No, she told herself firmly. If they asked for their help, it wouldn’t be the same. Not even a little bit.

She eased back a fraction so she could tip her head back, rest her chin on his chest and see his face. “What do you think?”

She wasn’t expecting the anguish that she found in his expression. His gaze slid away from hers and his mouth tucked in at the corners, a frown that looked restrained. “I think I can’t keep you safe.”

“Rooster.”

“So.” He shrugged, uncomfortable. “I think these people are okay. And I don’t know what else to do.”

He stood head and shoulders above her, but she wanted to gather him close and stroke his hair, soothe him as if he was a child.

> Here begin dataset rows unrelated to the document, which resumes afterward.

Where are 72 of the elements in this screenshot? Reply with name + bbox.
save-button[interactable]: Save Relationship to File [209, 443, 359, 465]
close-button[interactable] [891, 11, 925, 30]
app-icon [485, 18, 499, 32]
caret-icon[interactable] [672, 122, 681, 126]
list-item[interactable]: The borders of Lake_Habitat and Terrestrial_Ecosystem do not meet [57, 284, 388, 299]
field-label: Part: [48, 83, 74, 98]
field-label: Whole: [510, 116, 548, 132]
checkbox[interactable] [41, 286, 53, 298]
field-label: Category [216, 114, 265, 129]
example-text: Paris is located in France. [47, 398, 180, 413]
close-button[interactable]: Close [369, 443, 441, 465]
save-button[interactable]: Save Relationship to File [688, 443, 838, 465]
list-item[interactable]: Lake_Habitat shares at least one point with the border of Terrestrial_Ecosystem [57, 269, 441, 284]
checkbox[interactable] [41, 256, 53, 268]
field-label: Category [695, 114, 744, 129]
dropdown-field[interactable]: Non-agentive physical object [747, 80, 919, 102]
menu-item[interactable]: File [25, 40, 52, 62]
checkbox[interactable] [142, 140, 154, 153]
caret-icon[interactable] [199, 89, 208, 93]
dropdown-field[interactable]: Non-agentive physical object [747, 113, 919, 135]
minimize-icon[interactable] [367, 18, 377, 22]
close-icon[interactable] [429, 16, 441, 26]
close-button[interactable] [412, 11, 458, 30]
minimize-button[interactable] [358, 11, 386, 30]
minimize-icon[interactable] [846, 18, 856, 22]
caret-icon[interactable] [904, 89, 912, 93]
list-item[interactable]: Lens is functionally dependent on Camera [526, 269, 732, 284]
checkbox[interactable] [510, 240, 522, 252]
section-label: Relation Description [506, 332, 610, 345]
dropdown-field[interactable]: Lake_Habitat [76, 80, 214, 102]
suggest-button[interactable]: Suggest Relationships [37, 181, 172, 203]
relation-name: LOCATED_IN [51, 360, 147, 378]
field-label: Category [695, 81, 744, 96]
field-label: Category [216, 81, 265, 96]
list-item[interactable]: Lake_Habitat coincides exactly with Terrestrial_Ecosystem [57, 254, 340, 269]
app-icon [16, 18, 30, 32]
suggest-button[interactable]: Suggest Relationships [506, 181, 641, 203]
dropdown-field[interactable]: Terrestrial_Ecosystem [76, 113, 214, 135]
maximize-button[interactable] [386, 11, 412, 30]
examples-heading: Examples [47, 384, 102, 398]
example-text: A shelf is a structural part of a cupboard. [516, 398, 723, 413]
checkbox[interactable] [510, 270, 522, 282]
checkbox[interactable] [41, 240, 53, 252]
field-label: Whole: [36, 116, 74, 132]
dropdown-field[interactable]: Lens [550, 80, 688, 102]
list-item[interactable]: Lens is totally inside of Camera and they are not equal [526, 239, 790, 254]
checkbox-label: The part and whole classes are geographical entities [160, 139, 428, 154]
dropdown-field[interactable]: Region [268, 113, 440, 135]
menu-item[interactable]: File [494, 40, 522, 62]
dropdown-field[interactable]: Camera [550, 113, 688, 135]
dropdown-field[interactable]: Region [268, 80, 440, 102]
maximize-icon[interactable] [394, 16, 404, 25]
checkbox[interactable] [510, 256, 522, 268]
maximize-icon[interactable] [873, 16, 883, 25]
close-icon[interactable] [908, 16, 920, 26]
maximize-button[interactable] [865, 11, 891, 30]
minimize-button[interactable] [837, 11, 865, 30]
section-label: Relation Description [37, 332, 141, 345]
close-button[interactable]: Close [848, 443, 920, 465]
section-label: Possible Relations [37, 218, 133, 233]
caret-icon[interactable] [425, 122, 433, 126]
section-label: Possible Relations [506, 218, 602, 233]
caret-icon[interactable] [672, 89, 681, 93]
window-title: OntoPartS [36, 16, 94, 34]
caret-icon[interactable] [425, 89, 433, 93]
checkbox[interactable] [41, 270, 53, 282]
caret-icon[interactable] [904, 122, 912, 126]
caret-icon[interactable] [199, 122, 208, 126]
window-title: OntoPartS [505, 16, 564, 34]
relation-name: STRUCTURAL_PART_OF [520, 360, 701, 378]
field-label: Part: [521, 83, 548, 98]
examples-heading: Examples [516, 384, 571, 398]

She stared at him until he finally made eye contact again. “I don’t care where we are, so long as we’re together,” she told him, willing him to understand how much she meant that.

He stared at her a long moment, studying, until the little crease between his brows smoothed, and a softness stole across his stern features.

To her surprise, he lifted a hand and carefully tucked her damp hair behind her ear, callused them brushing gently across her cheek afterward, again and again.

“You came,” she said again, softer this time, the wonder and love settling over her afresh.

The tiniest smile touched his mouth. “Always.”

When he leaned down, she stood up on her toes so she could meet the kiss halfway.